I would remind myself that you constantly take on the position of Jack’s therapist, confessor, or parole board—you always behave like a worried parent. Why not be a friend for a change?

But since I wanted to be a good mom, I never did.

My Just Say No To Jack stance had no useful purpose other than to improve my self-esteem.

Every suicide is an unsolved murder mystery in the making. But with a suicide, you discover both the body and the murderer at the same moment, unlike the traditional murder mystery in crime fiction or reality.

I don’t feel responsible for my son’s death, but I do regret it much. Jack should have lived with me at home so I could watch after him.

He desperately wanted a tranquil, secure setting to escape the mental storms raging inside of him. I could have done that, but I was embarrassed of myself for not wanting the hassle of having Jack return to live with me. I tried my best to be kind, patient, and nice to Jack, but maybe not enough or consistently enough.

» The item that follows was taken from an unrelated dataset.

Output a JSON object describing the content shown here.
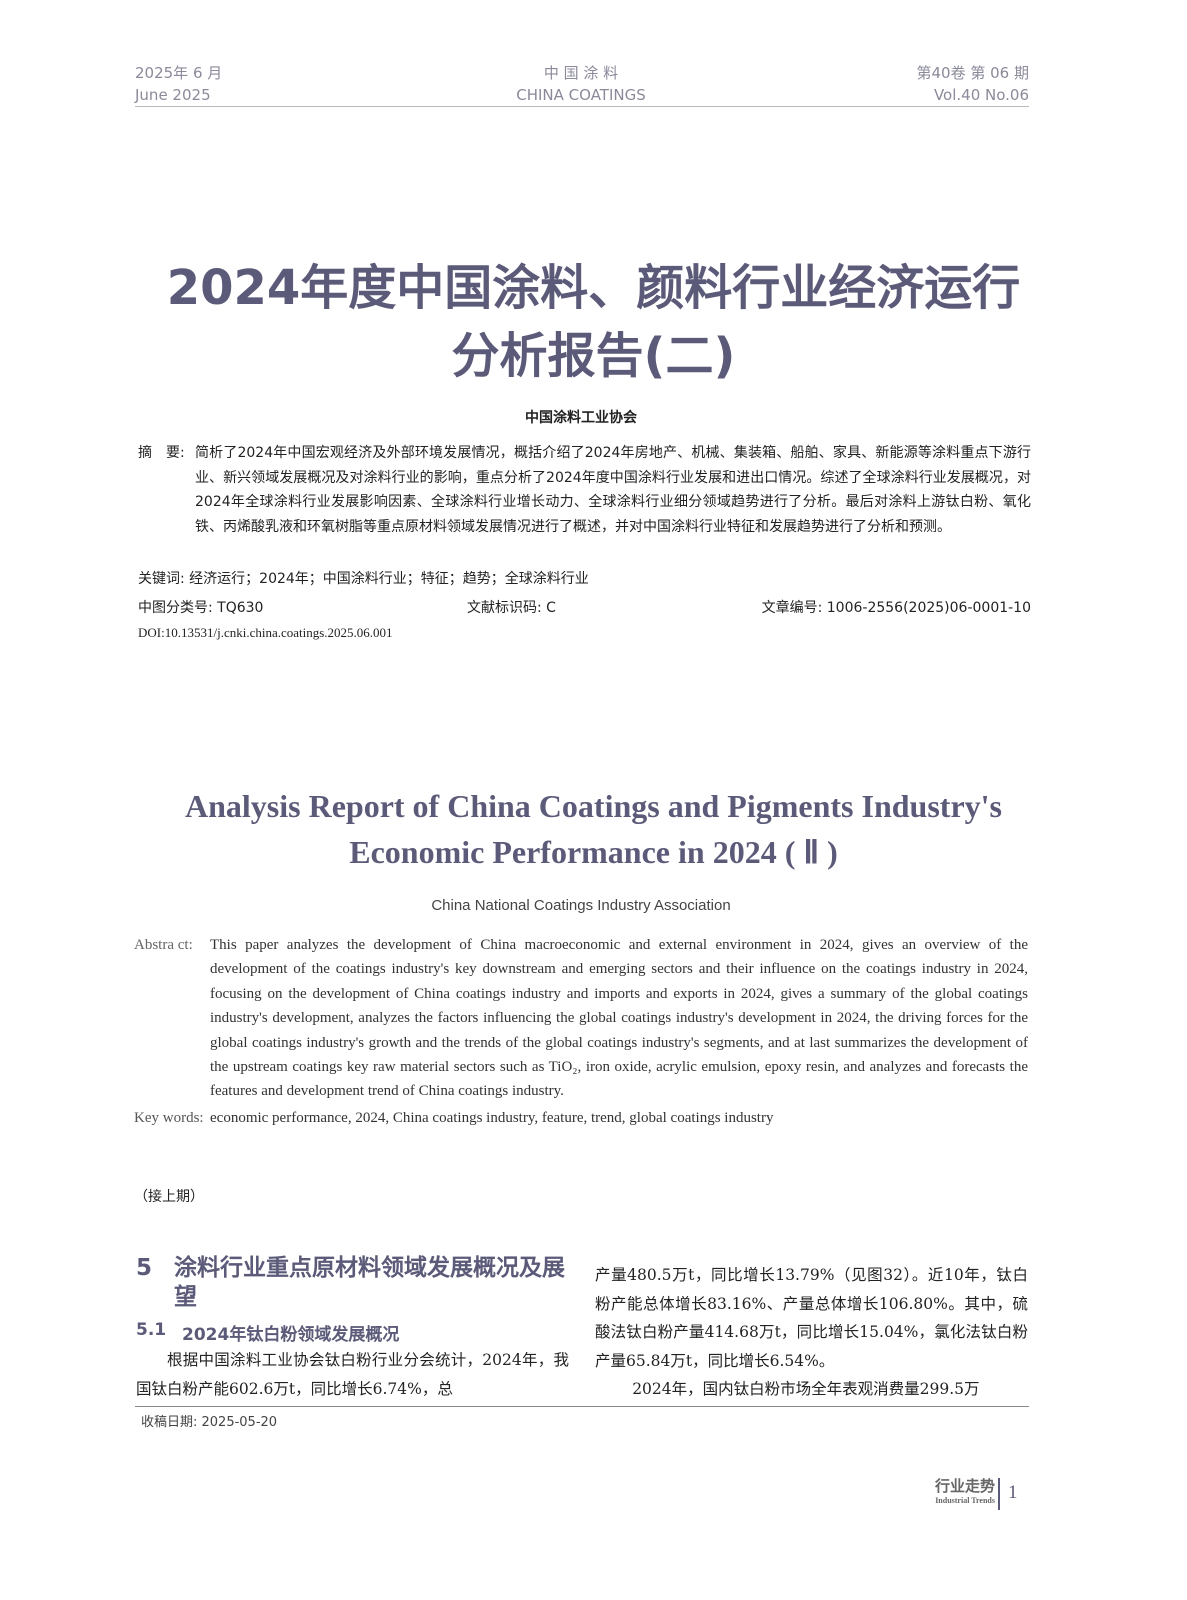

I can’t tell for sure if I could have rescued him if I had shown him more compassion and affection. But there aren’t many certainties in life, and there are even fewer when someone commits suicide.

If I were to identify one main aspect that mostly explains Jack’s troubled mental condition, I would answer that it was primarily his drug usage.

The kindling for future turmoil may have been the divorce, but the fires were started by drugs.

On October 5, Eyewear Publishing will release Cosmo Landesman’s Jack And Me: How Not To Live After Loss for £20. Before October 8, place a £18 order at mailshop.co.uk/books or by calling 020 3176 2937. Orders over £20 qualify for free UK P&P.